A Agência Lupa, de checagem de notícias, analisou a notícia a partir de um post divulgado no Facebook – que tinha mais de 20 mil visualizações e divulgava o vídeo do brigadista com a seguinte frase:”Quem é pra apagar, ateia fogo. Bom dia!” -, classificando-o como FALSO. Usou, como base, a nota do ICMBio e informações sobre a técnica citada.
Mal-entendido
Num cenário de tristeza e revolta com a destruição do Pantanal – segundo a ONG SOS Pantanal, 19% do bioma foi destruído pelo fogo! -, o vídeo provocou os ânimos e gerou “diversos mal-entendidos sobre as ações do ICMBio”.
Ainda mais porque os brigadistas representam o governo federal e Bolsonaro nega a tragédia no Pantanal e faz declarações constantes contra o meio ambiente.
Somente quem tem conhecimento da técnica entenderia o que aquelas imagens revelam, de fato, e que a narração é uma brincadeira… de mau gosto. Como declarou o ICMBio sobre a fala do brigadista: “trazendo uma versão errônea sobre a prática de que ele participara”.
Pelas redes sociais (como de costume), o anti-ministro Ricardo Salles declarou que o brigadista será exonerado. Sem comentários.
Atear fogo para evitar incêndios
A técnica que visa prevenir ou controlar incêndios consiste em atear fogo em pequenas faixas de terreno para eliminar a vegetação (matéria orgânica), que se configura como um combustível potente que espalha as chamas. A queima cessa ali, minutos depois. E, assim, caso os focos de incêndio cheguem à região, não há mais “combustível” e eles são contidos.
O que os brigadistas fazem é “antecipar” o incêndio consumindo o “combustível”. Assim, quando as chamas chegam na faixa queimada, não tem mais o que queimar. O que sobra é a vegetação mais úmida, que impede que o fogo se propague.
Foi o que aconteceu na Estação Ecológica Taiamã, que é uma das poucas áreas protegidas no Pantanal onde não há incêndios. No fim de semana, em região próxima à reserva, brigadistas identificaram focos ativos de calor, que avançavam com força em direção à parte oeste da estação.
Analisaram as condições do clima – como a direção e a velocidade dos ventos -, que influenciam o comportamento do fogo, o tipo de terreno e o tipo de vegetação (ou seja, “combustível”), que precisaria ser queimada e agiram.

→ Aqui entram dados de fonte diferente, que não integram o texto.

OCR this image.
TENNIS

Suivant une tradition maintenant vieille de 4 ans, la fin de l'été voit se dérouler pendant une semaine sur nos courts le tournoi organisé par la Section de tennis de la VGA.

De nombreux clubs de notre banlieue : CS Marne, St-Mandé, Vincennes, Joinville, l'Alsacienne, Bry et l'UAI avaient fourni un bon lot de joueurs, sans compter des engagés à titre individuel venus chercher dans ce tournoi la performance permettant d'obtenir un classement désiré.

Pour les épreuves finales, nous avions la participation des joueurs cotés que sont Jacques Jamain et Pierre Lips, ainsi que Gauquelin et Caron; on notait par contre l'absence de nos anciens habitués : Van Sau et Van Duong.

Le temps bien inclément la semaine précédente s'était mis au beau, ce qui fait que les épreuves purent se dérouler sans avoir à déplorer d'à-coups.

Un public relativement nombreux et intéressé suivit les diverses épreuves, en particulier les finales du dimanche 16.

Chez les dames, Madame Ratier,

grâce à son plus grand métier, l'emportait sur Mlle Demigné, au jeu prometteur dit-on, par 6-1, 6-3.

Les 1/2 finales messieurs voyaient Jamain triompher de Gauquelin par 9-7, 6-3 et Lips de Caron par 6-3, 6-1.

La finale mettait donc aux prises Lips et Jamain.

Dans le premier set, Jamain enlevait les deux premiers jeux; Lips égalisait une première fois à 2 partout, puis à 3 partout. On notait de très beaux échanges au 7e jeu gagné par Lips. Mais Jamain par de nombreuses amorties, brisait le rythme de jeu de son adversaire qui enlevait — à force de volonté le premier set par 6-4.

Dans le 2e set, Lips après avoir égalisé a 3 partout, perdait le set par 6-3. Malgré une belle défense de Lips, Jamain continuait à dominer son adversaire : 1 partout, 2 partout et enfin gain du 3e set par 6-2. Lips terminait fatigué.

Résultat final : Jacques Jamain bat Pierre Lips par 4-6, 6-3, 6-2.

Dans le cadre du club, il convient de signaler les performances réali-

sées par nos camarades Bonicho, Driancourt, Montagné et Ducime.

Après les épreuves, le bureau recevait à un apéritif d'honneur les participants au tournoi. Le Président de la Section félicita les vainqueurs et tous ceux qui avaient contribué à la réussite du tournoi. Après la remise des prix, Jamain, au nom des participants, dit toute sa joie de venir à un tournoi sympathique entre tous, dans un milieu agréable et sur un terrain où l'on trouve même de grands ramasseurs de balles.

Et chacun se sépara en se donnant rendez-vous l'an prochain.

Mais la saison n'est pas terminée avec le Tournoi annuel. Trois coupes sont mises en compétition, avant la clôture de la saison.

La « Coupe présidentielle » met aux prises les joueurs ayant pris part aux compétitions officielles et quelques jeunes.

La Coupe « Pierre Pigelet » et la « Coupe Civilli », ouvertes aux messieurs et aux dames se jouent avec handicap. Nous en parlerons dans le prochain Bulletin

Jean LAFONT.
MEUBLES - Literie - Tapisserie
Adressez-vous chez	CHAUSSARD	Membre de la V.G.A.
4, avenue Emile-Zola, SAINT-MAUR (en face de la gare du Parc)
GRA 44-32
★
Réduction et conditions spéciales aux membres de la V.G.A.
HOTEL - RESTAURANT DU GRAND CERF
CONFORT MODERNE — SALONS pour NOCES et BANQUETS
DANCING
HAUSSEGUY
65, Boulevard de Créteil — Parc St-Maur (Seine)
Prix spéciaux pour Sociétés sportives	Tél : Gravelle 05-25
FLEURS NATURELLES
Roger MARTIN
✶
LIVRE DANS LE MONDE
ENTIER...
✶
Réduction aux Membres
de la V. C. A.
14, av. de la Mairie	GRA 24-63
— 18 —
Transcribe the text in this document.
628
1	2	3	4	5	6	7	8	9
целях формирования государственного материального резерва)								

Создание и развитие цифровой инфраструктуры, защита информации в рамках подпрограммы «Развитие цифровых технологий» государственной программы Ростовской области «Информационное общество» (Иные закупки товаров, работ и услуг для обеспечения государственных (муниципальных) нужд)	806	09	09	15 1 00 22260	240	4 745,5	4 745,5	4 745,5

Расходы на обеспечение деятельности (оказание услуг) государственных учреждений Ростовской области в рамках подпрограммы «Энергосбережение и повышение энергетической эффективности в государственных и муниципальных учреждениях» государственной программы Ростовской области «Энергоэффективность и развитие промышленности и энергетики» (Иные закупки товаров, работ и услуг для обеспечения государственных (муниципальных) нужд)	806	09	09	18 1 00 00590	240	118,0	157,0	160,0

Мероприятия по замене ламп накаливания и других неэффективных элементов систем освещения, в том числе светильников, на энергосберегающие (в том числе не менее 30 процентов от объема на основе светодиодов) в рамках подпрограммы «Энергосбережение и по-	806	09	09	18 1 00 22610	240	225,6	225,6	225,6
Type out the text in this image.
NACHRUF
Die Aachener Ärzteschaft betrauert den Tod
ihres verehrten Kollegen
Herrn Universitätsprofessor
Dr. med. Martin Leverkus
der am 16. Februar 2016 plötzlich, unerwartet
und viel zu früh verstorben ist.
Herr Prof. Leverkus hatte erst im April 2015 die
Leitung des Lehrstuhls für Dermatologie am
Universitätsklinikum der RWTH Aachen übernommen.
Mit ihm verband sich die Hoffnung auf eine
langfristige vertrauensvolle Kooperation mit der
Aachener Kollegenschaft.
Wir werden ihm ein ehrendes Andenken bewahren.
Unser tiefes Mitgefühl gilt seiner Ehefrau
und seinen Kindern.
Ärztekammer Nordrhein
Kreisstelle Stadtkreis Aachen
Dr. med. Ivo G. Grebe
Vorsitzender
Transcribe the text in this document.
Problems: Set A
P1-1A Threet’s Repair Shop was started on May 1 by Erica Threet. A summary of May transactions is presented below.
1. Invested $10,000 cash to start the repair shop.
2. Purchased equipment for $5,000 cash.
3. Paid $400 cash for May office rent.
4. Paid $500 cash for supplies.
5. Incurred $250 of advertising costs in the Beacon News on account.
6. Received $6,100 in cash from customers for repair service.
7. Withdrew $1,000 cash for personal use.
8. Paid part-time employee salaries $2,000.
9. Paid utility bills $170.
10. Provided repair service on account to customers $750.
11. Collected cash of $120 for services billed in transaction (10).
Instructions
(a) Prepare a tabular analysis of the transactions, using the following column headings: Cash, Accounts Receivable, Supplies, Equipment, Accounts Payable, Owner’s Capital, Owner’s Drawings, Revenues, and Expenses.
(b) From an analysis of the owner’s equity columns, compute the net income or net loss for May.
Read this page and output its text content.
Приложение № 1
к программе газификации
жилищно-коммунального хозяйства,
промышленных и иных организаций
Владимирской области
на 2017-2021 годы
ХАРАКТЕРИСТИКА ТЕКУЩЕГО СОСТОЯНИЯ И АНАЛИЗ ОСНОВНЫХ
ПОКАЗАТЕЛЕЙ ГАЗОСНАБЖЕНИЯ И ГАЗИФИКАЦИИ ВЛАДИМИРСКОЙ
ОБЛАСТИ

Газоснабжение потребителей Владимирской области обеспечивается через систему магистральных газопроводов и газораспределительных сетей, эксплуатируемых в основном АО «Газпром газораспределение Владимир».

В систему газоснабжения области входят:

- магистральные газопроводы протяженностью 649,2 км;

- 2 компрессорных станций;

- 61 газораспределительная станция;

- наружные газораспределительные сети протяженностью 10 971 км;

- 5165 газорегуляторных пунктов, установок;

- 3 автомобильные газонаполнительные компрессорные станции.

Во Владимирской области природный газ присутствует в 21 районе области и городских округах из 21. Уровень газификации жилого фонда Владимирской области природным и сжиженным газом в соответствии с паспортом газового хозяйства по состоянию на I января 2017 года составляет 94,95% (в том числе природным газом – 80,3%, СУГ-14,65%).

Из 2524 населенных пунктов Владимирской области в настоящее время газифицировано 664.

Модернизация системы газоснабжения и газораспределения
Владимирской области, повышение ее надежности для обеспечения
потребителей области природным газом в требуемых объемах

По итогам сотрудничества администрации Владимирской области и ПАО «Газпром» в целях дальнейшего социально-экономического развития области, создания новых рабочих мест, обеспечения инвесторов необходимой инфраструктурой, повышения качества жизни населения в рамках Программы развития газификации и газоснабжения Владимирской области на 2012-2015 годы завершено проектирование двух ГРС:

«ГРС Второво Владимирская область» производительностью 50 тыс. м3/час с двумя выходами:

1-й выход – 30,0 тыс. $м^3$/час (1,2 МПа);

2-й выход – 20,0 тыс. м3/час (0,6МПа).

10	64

Depois da ação, foi tirada uma foto de helicóptero que revela a divisão entre a área queimada e a que ficou protegida do fogo pela ação dos brigadistas. “A técnica foi extremamente eficaz e eficiente”, disse Pereira, da PrevFogo.
A Queima de Expansão “mata” o incêndio que avança e se transforma numa defesa contra ele.
Vídeo com outra narração, esclarece
Se você divulgou o vídeo polêmico (com a frase infeliz do brigadista), o melhor a fazer é deletá-lo de sua timeline ou explicar que eles não estão colocando fogo na mata. Ou, ainda, divulgar o vídeo, que reproduzimos no final deste post (publicado em 15/9 no YouTube), com a narração do analista ambiental do ICMBio, Bruno Cambraia, que participou da mesma ação e esclarece a história usando as mesmas imagens.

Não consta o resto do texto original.